Павло поднял собутыльника с карачек.

– Ротяру захлопни! – наскоро шептал он. Оттащил на лавочку у рельсов. Опустил мешок податливого тела на три сбитые доски да встряхнул. – Было чего или не было, не мы юродствовали. Не лезь, ховорю! Я на стреме-то, как дурак постоял, думал, кассу заберут. Два трупа! На пятихатку по дурости откинулся! И ты молчи! Пришьют нам… и баб тех, и коняку, и хресты… А молчишь – значит, и не было.

– Они ж там были, Павка… Были две девки-то…

– На, выпей! – пихнул он в руки впечатлительного парня непочатую чекушку.

Павло сам билеты купил. Порадовался, что у кассы мужики и бабы разошлись. Послухали бред алкаша да разъехались по садам капусту квасить, бражку настаивать.

Подошла электричка. Павло затащил корзину с белыми грибами, притулится возле окна, заняв пустым пивным бидоном местечко для Митьки. Тот докуривал возле дверцы. Швырнул окурок о диск колеса. Поморщился от вида стопы искр и шагнул на нижнюю ступеньку.

– Эй… эй ты, хрибник! – окрикнул женский голос. Узнал он лицо кассирши из билетной арки. – Чего там с кобылкой-то стало? Каживал ты, исчезла она. Як так-то?

Грибник головой поводил, не стоит ли где рядом Павка, и выдал:

– Испепелил ее живодер. Синим пламенем испепелил!

– Животину поджег?! Не пошла бы от спички-то.

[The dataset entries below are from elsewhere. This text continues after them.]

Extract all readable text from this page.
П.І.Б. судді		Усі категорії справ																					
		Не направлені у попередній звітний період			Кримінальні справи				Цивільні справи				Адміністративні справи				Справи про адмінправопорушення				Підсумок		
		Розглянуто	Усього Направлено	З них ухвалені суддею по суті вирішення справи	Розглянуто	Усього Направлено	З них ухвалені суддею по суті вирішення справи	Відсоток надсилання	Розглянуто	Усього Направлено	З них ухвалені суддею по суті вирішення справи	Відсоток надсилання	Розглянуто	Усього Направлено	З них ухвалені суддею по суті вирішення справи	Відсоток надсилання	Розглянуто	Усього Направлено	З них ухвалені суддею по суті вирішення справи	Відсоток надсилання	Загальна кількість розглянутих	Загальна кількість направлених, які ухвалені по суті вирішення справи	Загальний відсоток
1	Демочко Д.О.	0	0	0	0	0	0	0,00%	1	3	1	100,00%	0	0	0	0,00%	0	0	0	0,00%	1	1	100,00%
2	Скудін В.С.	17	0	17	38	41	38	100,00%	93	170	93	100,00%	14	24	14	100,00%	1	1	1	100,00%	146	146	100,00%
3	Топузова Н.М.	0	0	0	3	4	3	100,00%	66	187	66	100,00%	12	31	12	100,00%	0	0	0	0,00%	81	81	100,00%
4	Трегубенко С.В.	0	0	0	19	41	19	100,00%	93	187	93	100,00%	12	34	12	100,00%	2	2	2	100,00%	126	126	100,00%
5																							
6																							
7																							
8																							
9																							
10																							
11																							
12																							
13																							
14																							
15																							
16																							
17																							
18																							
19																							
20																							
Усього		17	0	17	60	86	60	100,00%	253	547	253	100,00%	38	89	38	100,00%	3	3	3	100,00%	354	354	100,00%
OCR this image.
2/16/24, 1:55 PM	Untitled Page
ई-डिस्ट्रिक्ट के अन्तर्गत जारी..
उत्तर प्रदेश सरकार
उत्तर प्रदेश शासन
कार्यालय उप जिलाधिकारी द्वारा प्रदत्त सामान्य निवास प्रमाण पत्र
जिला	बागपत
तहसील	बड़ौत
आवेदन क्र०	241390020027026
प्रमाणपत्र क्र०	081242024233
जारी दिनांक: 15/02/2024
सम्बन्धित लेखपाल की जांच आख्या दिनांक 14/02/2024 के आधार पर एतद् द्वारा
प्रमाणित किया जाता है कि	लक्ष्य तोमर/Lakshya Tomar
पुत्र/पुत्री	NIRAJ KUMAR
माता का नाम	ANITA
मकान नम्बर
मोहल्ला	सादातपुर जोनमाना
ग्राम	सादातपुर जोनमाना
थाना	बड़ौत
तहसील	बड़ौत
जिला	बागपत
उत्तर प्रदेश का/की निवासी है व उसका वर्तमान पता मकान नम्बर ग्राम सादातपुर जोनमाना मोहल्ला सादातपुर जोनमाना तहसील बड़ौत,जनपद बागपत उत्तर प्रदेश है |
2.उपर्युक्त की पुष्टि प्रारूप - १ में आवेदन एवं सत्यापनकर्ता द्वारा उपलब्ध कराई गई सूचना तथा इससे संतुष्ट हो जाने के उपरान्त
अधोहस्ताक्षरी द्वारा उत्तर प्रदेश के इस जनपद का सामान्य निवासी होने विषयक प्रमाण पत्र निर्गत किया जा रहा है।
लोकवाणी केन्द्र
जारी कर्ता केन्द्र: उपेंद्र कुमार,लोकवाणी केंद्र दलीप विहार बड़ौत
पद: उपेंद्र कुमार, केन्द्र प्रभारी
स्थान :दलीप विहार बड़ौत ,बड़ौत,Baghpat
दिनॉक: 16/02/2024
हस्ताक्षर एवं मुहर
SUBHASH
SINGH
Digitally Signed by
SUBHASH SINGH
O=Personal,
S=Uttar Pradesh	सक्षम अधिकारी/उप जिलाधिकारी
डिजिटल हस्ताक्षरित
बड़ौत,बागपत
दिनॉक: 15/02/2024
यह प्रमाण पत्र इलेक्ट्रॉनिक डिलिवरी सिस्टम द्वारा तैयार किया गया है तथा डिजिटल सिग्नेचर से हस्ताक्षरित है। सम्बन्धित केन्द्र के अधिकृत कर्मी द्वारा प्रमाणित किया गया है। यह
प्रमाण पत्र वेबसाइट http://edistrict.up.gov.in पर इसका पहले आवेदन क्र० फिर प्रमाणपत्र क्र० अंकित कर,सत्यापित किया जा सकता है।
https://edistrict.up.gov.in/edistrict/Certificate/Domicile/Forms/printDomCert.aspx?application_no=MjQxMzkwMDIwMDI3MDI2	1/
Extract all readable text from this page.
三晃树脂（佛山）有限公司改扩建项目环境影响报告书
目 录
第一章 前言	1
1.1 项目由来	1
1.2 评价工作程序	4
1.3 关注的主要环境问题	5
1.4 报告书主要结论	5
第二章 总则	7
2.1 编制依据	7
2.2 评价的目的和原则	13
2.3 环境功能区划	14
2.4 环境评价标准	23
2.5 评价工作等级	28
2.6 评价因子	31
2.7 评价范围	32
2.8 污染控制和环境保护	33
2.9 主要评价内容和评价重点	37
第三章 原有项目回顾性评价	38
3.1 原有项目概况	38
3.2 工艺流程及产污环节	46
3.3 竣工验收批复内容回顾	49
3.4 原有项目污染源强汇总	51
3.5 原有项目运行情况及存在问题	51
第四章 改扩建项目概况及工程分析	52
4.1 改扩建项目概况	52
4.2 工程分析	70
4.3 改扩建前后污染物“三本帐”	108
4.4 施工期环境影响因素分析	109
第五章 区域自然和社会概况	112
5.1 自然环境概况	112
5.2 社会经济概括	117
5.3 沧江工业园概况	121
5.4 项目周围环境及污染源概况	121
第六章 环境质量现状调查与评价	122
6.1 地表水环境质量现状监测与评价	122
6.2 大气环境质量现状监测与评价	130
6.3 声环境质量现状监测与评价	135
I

– Пошла! Синим огнём пошла… Так пошла, что я… – сглотнул он. – Не понял, а хде кобыла-то? Охонь то или нет? Хлабысь! Была коняка и нету! Один синий пепел дурную ромашку заштриховал.

– Синий охонь? Синий, ховоришь? – недоверчиво глядела Марфа.

Митько кивнул и начал креститься не в ту сторону.

Динамик над ухом прокряхтел о закрытии дверей. Лязгнули створки, огородив ширмой грибника с кассиршей, что священника на исповеди с прихожанином.

– Хде было-то оно? – кричала Марфа, ускоряя шаг и держась рукой за створку двери. – Хде лошадь синим жгли?

– В трех кило́метрах! Вышка! Электрическая…

– Нумер какой?

– Четырь… соро…

Разжевывая лязгом колес остатки слов, туман проглотил электричку.

Вернулась Марфа за кассу. Развернула картонку «технический перерыв» и потянулась к телефонной трубке.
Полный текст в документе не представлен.